The registry logs are purged each time we do an upgrade, so we'll have to gather logs next time the issue is reproduced. Let's try that after INT has been upgraded in the next day or so. I'm still working on the upgrade, so it's not quite ready for testing yet, and the old logs have already been purged.

Comment 14 Robert Stone 2016-10-05 03:47:34 UTC

I ran into this problem today. Setting this seemed to help some:

docker@default:~$ cat /var/lib/boot2docker/profile

EXTRA_ARGS='
--label provider=virtualbox
--max-concurrent-uploads=1
'
...


That is, I added --max-concurrent-uploads=1 (defaults to 5)

This did not fix all problems but I was at least able to get an image uploaded after a few retries.

Comment 15 Abhishek Gupta 2016-11-01 20:54:18 UTC

Would like to try this again in INT after the upgrade is done.

Comment 16 Michal Minar 2016-11-03 15:05:17 UTC

@dakini Any chance we could get a hold of the registry logs from the time of gateway timeout occurrence?

Comment 17 Stefanie Forrester 2016-11-03 15:12:25 UTC

(In reply to Michal Minar from comment #16)
> @dakini Any chance we could get a hold of the registry logs from the time of
> gateway timeout occurrence?

We probably can get those logs, yes. But I haven't heard of any occurrence of a gateway timeout since the latest build.

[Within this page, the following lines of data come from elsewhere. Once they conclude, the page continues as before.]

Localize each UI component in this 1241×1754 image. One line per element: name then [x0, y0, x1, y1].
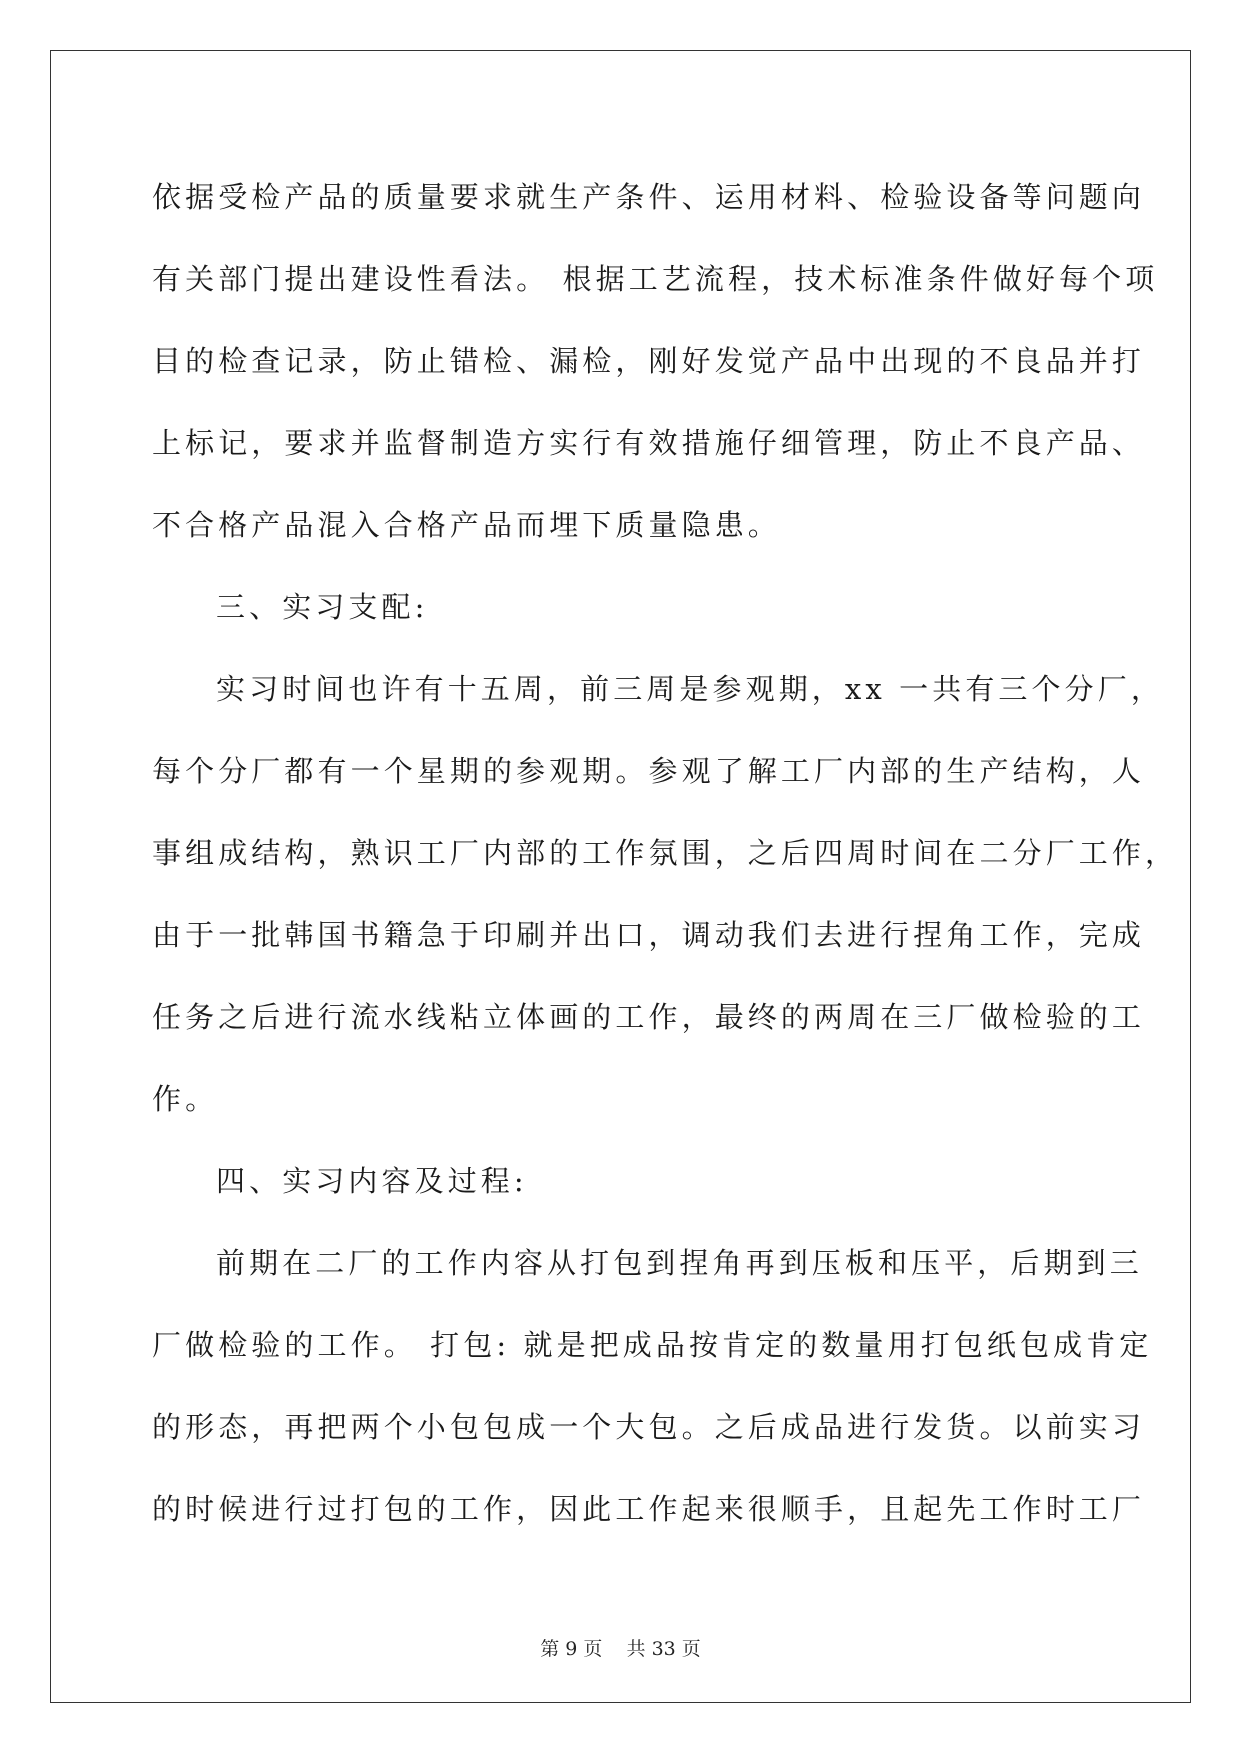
page-footer: [0, 1634, 1241, 1661]
text-line: 每个分厂都有一个星期的参观期。参观了解工厂内部的生产结构，人: [152, 754, 1146, 788]
text-line: 事组成结构，熟识工厂内部的工作氛围，之后四周时间在二分厂工作，: [152, 836, 1179, 870]
text-line: 三、实习支配:: [216, 590, 429, 624]
text-line: 有关部门提出建设性看法。 根据工艺流程，技术标准条件做好每个项: [152, 262, 1159, 296]
text-line: 任务之后进行流水线粘立体画的工作，最终的两周在三厂做检验的工: [152, 1000, 1146, 1034]
page-total: 共 33 页: [626, 1638, 701, 1660]
text-line: 目的检查记录，防止错检、漏检，刚好发觉产品中出现的不良品并打: [152, 344, 1146, 378]
text-line: 由于一批韩国书籍急于印刷并出口，调动我们去进行捏角工作，完成: [152, 918, 1146, 952]
page-number: 第 9 页: [540, 1638, 603, 1660]
text-line: 厂做检验的工作。 打包: 就是把成品按肯定的数量用打包纸包成肯定: [152, 1328, 1153, 1362]
document-body: [152, 156, 1179, 1550]
text-line: 依据受检产品的质量要求就生产条件、运用材料、检验设备等问题向: [152, 180, 1146, 214]
text-line: 的时候进行过打包的工作，因此工作起来很顺手，且起先工作时工厂: [152, 1492, 1146, 1526]
text-line: 的形态，再把两个小包包成一个大包。之后成品进行发货。以前实习: [152, 1410, 1146, 1444]
text-line: 作。: [152, 1082, 219, 1116]
text-line: 不合格产品混入合格产品而埋下质量隐患。: [152, 508, 781, 542]
text-line: 前期在二厂的工作内容从打包到捏角再到压板和压平，后期到三: [216, 1246, 1143, 1280]
text-line: 四、实习内容及过程:: [216, 1164, 528, 1198]
text-line: 实习时间也许有十五周，前三周是参观期，xx 一共有三个分厂，: [216, 672, 1164, 706]
text-line: 上标记，要求并监督制造方实行有效措施仔细管理，防止不良产品、: [152, 426, 1146, 460]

We're running 3.4.0.18 in dev-preview-int currently and it's planned to upgrade to 3.4.0.19 later this evening when we get the new build. If someone can ping me when they hit the issue again, I'll retrieve the logs for it.

Comment 18 Michal Minar 2016-11-03 15:18:52 UTC

Cool, I'll give it a shot.

Comment 21 Michal Minar 2016-11-07 09:51:11 UTC

@abhgupta It seems hard to reproduce to me. I've tried this morning to push 30 images in parallel on two hosts. Their average size was 250MB. I wasn't able to hit this problem. All pushes were successful. Maybe it was due to a low load on the cluster. Nevertheless thanks to a moderately low occurrence and a possibility for simple workaround by just retrying, I wouldn't consider it a blocker.

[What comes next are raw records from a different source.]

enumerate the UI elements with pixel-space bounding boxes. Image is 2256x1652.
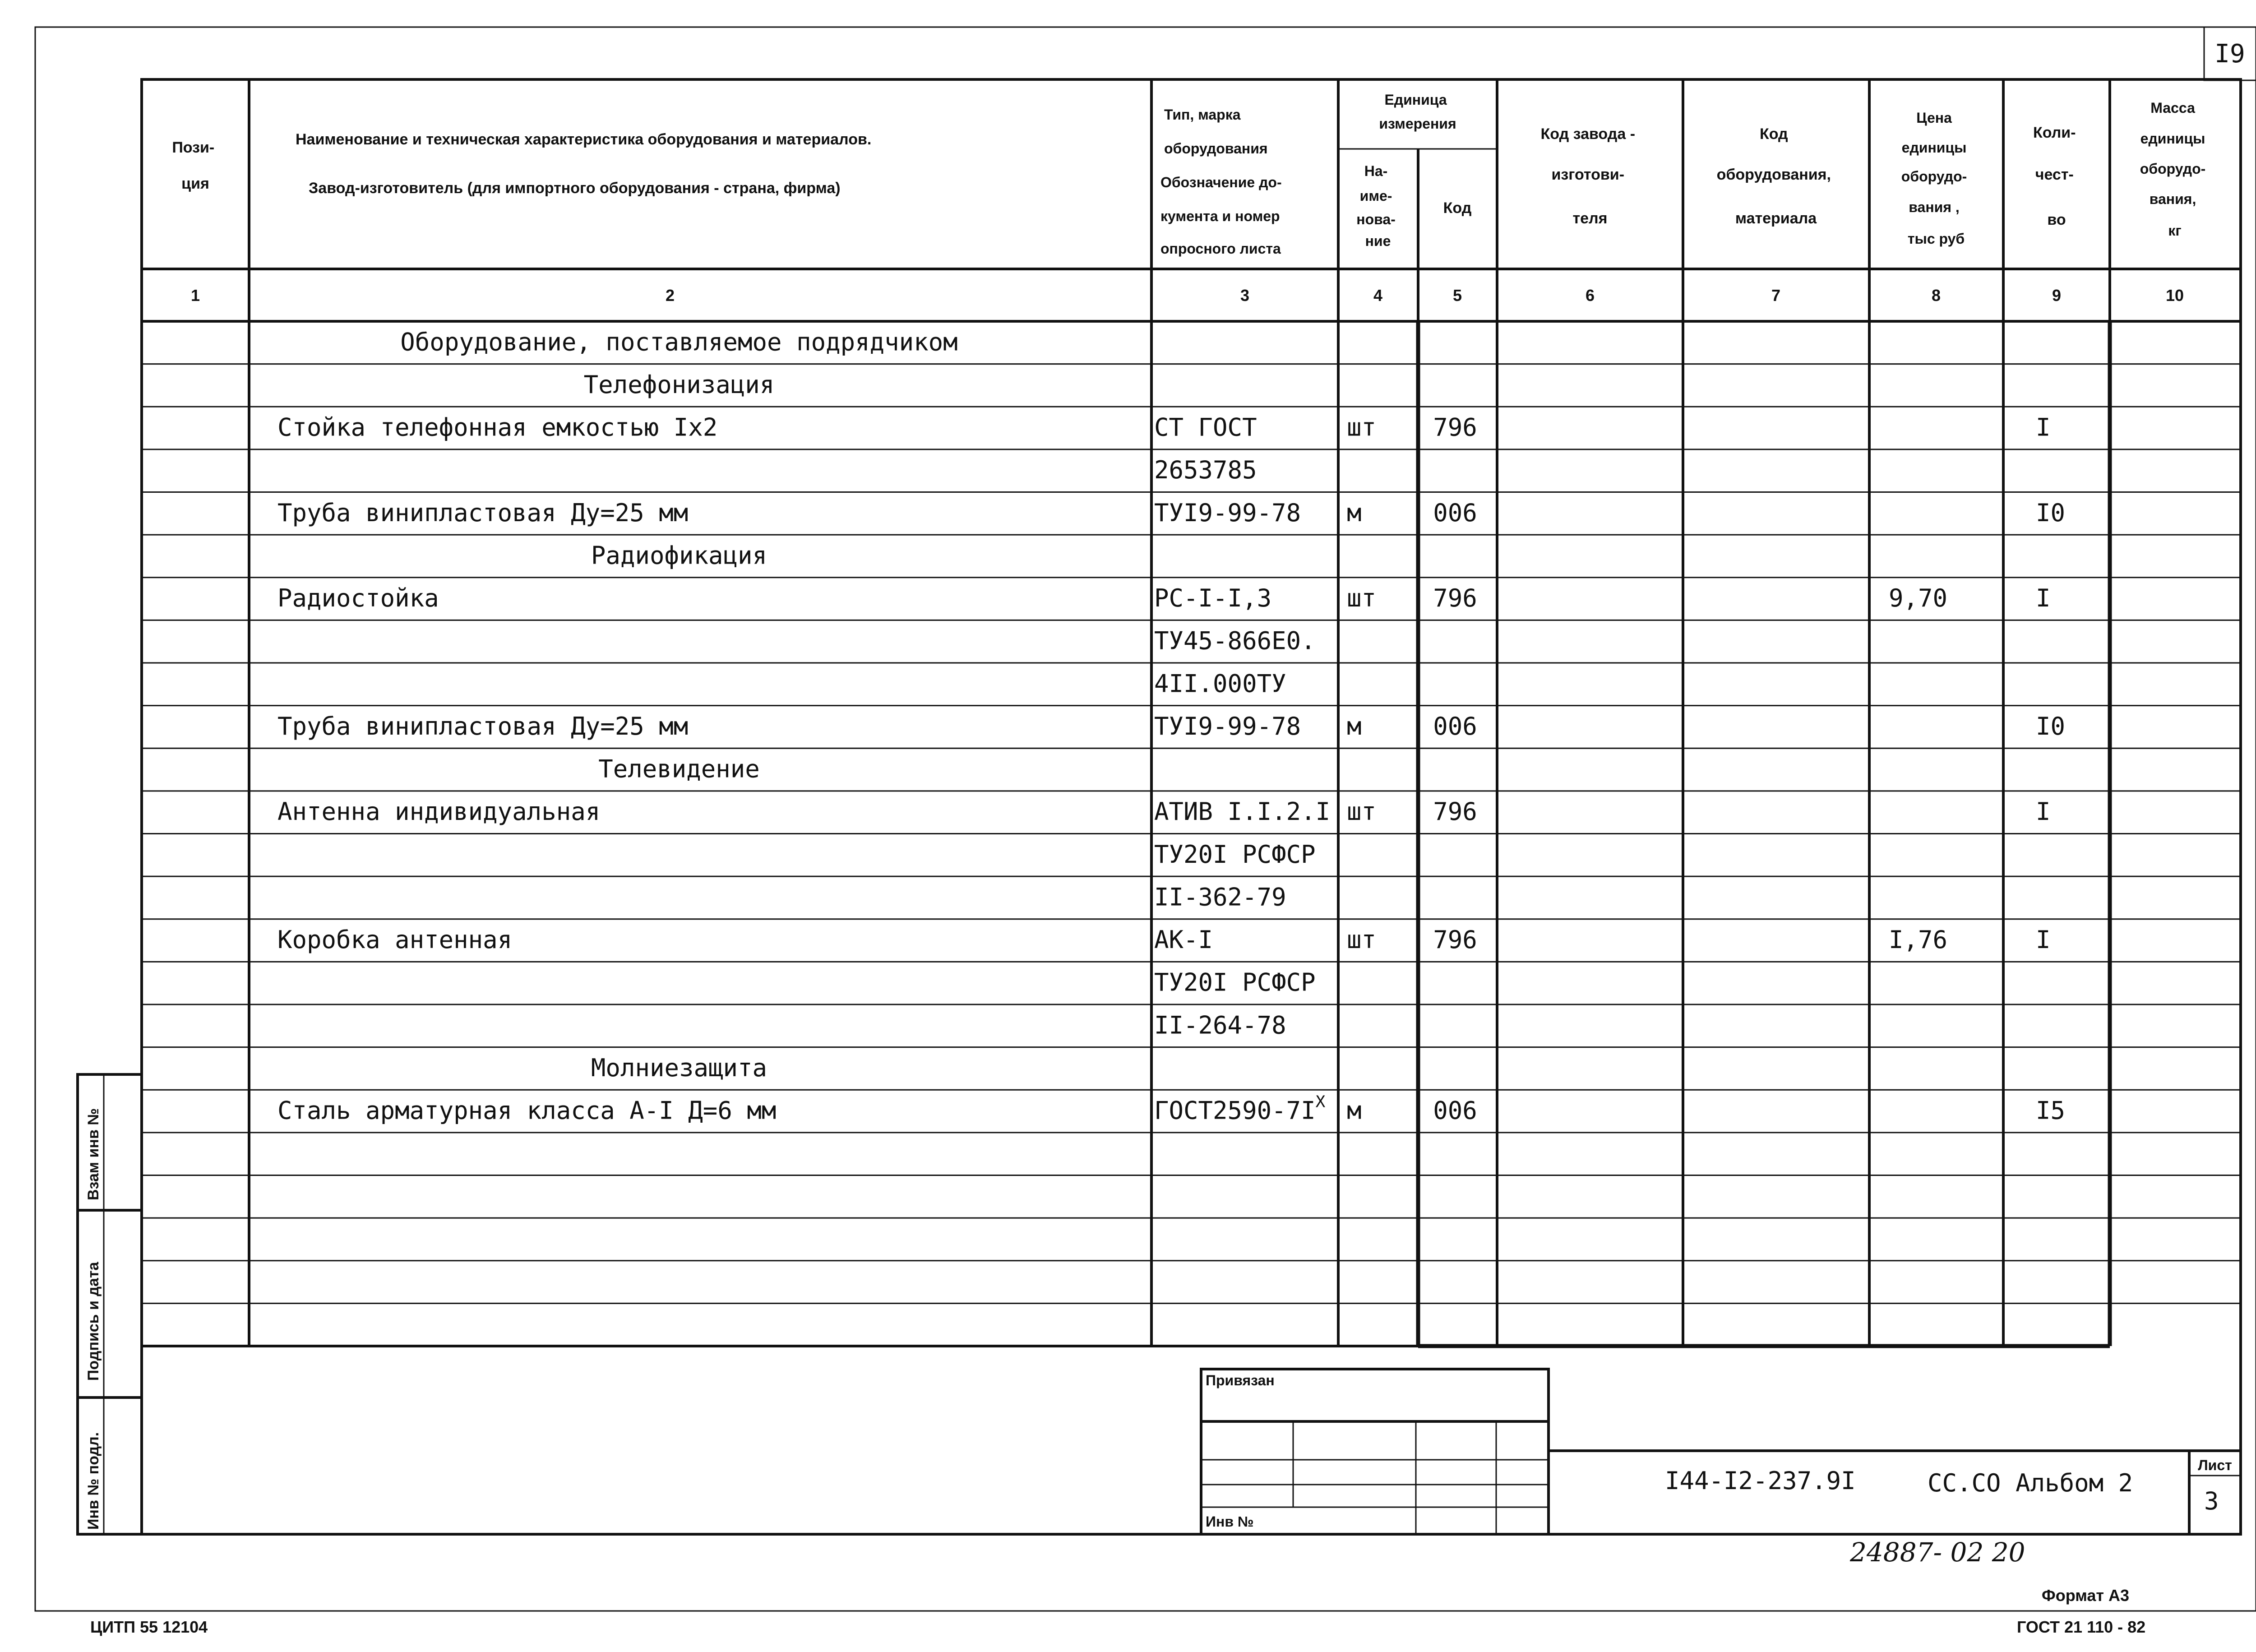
svg-text:Код оборудования, bbox=[1717, 125, 1835, 227]
item-unit: м bbox=[1347, 1096, 1362, 1125]
item-doc-superscript: Х bbox=[1315, 1092, 1326, 1111]
svg-text:Код завода - изготови- bbox=[1541, 125, 1640, 227]
table-row bbox=[1154, 456, 1257, 484]
stamp-sheet-number: 3 bbox=[2204, 1487, 2219, 1515]
header-col1-line2: ция bbox=[181, 175, 209, 192]
item-name: Труба винипластовая Ду=25 мм bbox=[277, 498, 689, 527]
header-col1-line1: Пози- bbox=[172, 139, 215, 156]
item-name: Коробка антенная bbox=[277, 925, 513, 954]
table-row bbox=[591, 541, 767, 569]
stamp-inv-no: Инв № bbox=[1206, 1513, 1254, 1530]
table-row bbox=[400, 328, 957, 356]
header-col10-line1: Масса bbox=[2150, 100, 2195, 116]
header-col6-line1: Код завода - bbox=[1540, 125, 1636, 143]
item-name: Труба винипластовая Ду=25 мм bbox=[277, 712, 689, 740]
header-col3-line4: кумента и номер bbox=[1160, 208, 1280, 224]
item-doc: ТУ20I РСФСР bbox=[1154, 968, 1316, 997]
header-col8-line5: тыс руб bbox=[1907, 231, 1965, 247]
table-row bbox=[1154, 883, 1286, 911]
table-row bbox=[277, 925, 2051, 954]
item-price: 9,70 bbox=[1889, 584, 1948, 613]
header-col8-line3: оборудо- bbox=[1901, 168, 1967, 185]
colnum-2: 2 bbox=[665, 286, 675, 305]
colnum-4: 4 bbox=[1373, 286, 1383, 305]
item-doc: 4II.000ТУ bbox=[1154, 669, 1286, 698]
section-heading: Телевидение bbox=[598, 754, 760, 783]
table-row bbox=[598, 755, 760, 783]
item-doc: 2653785 bbox=[1154, 456, 1257, 485]
item-unit-code: 796 bbox=[1433, 413, 1477, 442]
item-qty: I0 bbox=[2036, 498, 2066, 527]
header-col6-line3: теля bbox=[1572, 210, 1608, 227]
section-heading: Радиофикация bbox=[591, 541, 767, 570]
header-col6-line2: изготови- bbox=[1551, 166, 1625, 183]
item-qty: I bbox=[2036, 413, 2051, 442]
colnum-1: 1 bbox=[190, 286, 200, 305]
table-row bbox=[1154, 1011, 1286, 1039]
item-doc: РС-I-I,3 bbox=[1154, 584, 1272, 613]
header-col3-line1: Тип, марка bbox=[1164, 106, 1241, 123]
item-doc: АТИВ I.I.2.I bbox=[1154, 797, 1331, 826]
table-row bbox=[591, 1054, 767, 1082]
item-name: Радиостойка bbox=[277, 584, 439, 613]
item-doc: АК-I bbox=[1154, 925, 1213, 954]
header-col8-line2: единицы bbox=[1901, 139, 1967, 156]
item-unit: шт bbox=[1347, 797, 1377, 826]
item-unit: шт bbox=[1347, 584, 1377, 613]
table-row bbox=[584, 370, 775, 399]
header-col3-line2: оборудования bbox=[1164, 140, 1268, 157]
item-doc: СТ ГОСТ bbox=[1154, 413, 1257, 442]
header-col9-line1: Коли- bbox=[2033, 124, 2076, 141]
side-label-inv: Инв № подл. bbox=[85, 1432, 102, 1530]
item-qty: I bbox=[2036, 584, 2051, 613]
stamp-album: СС.СО Альбом 2 bbox=[1928, 1469, 2133, 1497]
header-col5: Код bbox=[1443, 199, 1472, 217]
header-col8-line4: вания , bbox=[1909, 199, 1960, 215]
stamp-sheet-label: Лист bbox=[2198, 1457, 2232, 1473]
item-unit-code: 006 bbox=[1433, 712, 1477, 740]
item-doc: II-264-78 bbox=[1154, 1011, 1286, 1040]
svg-text:Коли- чест- во bbox=[2033, 124, 2080, 228]
colnum-7: 7 bbox=[1771, 286, 1781, 305]
svg-text:Наименование и техническая хар bbox=[296, 131, 876, 197]
colnum-3: 3 bbox=[1240, 286, 1250, 305]
item-doc: ТУI9-99-78 bbox=[1154, 712, 1301, 740]
footer-standard: ГОСТ 21 110 - 82 bbox=[2017, 1618, 2146, 1636]
table-row bbox=[277, 413, 2051, 442]
item-qty: I bbox=[2036, 797, 2051, 826]
table-row bbox=[277, 584, 2051, 612]
item-name: Сталь арматурная класса А-I Д=6 мм bbox=[277, 1096, 777, 1125]
svg-text:Код bbox=[1443, 199, 1472, 217]
svg-text:Единица измерения bbox=[1379, 92, 1456, 132]
item-unit-code: 796 bbox=[1433, 797, 1477, 826]
header-col10-line4: вания, bbox=[2149, 191, 2196, 207]
header-col9-line2: чест- bbox=[2035, 166, 2074, 183]
item-doc: ТУ45-866Е0. bbox=[1154, 626, 1316, 655]
table-row bbox=[1154, 968, 1316, 997]
table-row bbox=[1154, 627, 1316, 655]
item-unit-code: 006 bbox=[1433, 1096, 1477, 1125]
column-numbers-row bbox=[191, 286, 2184, 305]
header-col10-line2: единицы bbox=[2140, 130, 2205, 147]
svg-text:Тип, марка оборудовани bbox=[1160, 106, 1285, 257]
header-col10-line5: кг bbox=[2168, 222, 2182, 239]
table-row bbox=[277, 712, 2065, 740]
colnum-6: 6 bbox=[1585, 286, 1595, 305]
header-col4-line4: ние bbox=[1365, 233, 1391, 249]
page-number-box bbox=[2204, 27, 2256, 80]
section-heading: Телефонизация bbox=[583, 370, 775, 399]
item-qty: I0 bbox=[2036, 712, 2066, 740]
item-unit: шт bbox=[1347, 413, 1377, 442]
item-qty: I5 bbox=[2036, 1096, 2066, 1125]
svg-text:Масса единицы bbox=[2140, 100, 2210, 239]
svg-text:На- име- нова- bbox=[1356, 163, 1399, 249]
header-col7-line2: оборудования, bbox=[1716, 166, 1831, 183]
item-unit-code: 796 bbox=[1433, 925, 1477, 954]
table-row bbox=[1154, 669, 1286, 698]
table-header bbox=[172, 92, 2210, 257]
item-qty: I bbox=[2036, 925, 2051, 954]
side-label-vzam: Взам инв № bbox=[85, 1108, 102, 1200]
item-unit-code: 796 bbox=[1433, 584, 1477, 613]
header-unit-group-line1: Единица bbox=[1384, 92, 1447, 108]
svg-text:Цена единицы о bbox=[1901, 110, 1971, 247]
side-strip bbox=[78, 1074, 142, 1534]
svg-text:Пози- ция bbox=[172, 139, 218, 192]
table-body bbox=[277, 328, 2065, 1124]
item-unit: м bbox=[1347, 712, 1362, 740]
colnum-9: 9 bbox=[2052, 286, 2062, 305]
item-doc: $ГОСТ2590-7I^Х$ bbox=[1154, 1092, 1326, 1125]
item-price: I,76 bbox=[1889, 925, 1948, 954]
item-doc: ТУI9-99-78 bbox=[1154, 498, 1301, 527]
header-col4-line3: нова- bbox=[1356, 211, 1396, 227]
footer-left: ЦИТП 55 12104 bbox=[90, 1618, 208, 1636]
item-unit-code: 006 bbox=[1433, 498, 1477, 527]
title-block bbox=[1201, 1369, 2241, 1534]
item-name: Антенна индивидуальная bbox=[277, 797, 601, 826]
section-heading: Молниезащита bbox=[591, 1053, 767, 1082]
footer-format: Формат А3 bbox=[2042, 1586, 2130, 1605]
stamp-doc-code: I44-I2-237.9I bbox=[1665, 1467, 1856, 1495]
colnum-10: 10 bbox=[2165, 286, 2184, 305]
page-number: I9 bbox=[2214, 39, 2245, 69]
item-name: Стойка телефонная емкостью Iх2 bbox=[277, 413, 718, 442]
section-heading: Оборудование, поставляемое подрядчиком bbox=[400, 328, 958, 356]
header-col4-line2: име- bbox=[1359, 188, 1392, 204]
header-col2-line1: Наименование и техническая характеристика оборудования и материалов. bbox=[296, 131, 872, 148]
header-col3-line3: Обозначение до- bbox=[1160, 174, 1282, 190]
colnum-5: 5 bbox=[1452, 286, 1462, 305]
item-doc: ТУ20I РСФСР bbox=[1154, 840, 1316, 869]
header-col7-line3: материала bbox=[1735, 210, 1817, 227]
header-col10-line3: оборудо- bbox=[2140, 161, 2206, 177]
colnum-8: 8 bbox=[1931, 286, 1941, 305]
table-row bbox=[277, 499, 2065, 527]
side-label-podpis: Подпись и дата bbox=[85, 1262, 102, 1381]
item-unit: м bbox=[1347, 498, 1362, 527]
table-row bbox=[277, 1093, 2065, 1125]
handwritten-number: 24887- 02 20 bbox=[1850, 1537, 2025, 1568]
table-row bbox=[1154, 840, 1316, 869]
spec-table bbox=[142, 79, 2241, 1534]
header-col4-line1: На- bbox=[1364, 163, 1388, 179]
stamp-privyazan: Привязан bbox=[1206, 1372, 1275, 1388]
header-col2-line2: Завод-изготовитель (для импортного оборудования - страна, фирма) bbox=[309, 180, 841, 197]
header-col7-line1: Код bbox=[1759, 125, 1788, 143]
table-row bbox=[277, 797, 2051, 826]
item-unit: шт bbox=[1347, 925, 1377, 954]
item-doc: II-362-79 bbox=[1154, 883, 1286, 912]
header-col3-line5: опросного листа bbox=[1160, 241, 1281, 257]
header-unit-group-line2: измерения bbox=[1379, 116, 1456, 132]
header-col9-line3: во bbox=[2047, 211, 2066, 228]
header-col8-line1: Цена bbox=[1916, 110, 1952, 126]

I'll try again afternoon - expecting higher load and higher probability of hitting this.

Comment 23 Bing Li 2016-11-08 14:15:14 UTC

We didn't meet this issue in our test against online 3.4 these days. Will try more. Thanks!

Comment 24 Steve Speicher 2017-03-28 13:06:06 UTC

I'm not hitting this anymore. I'm just going to close it and reopen if it happens again.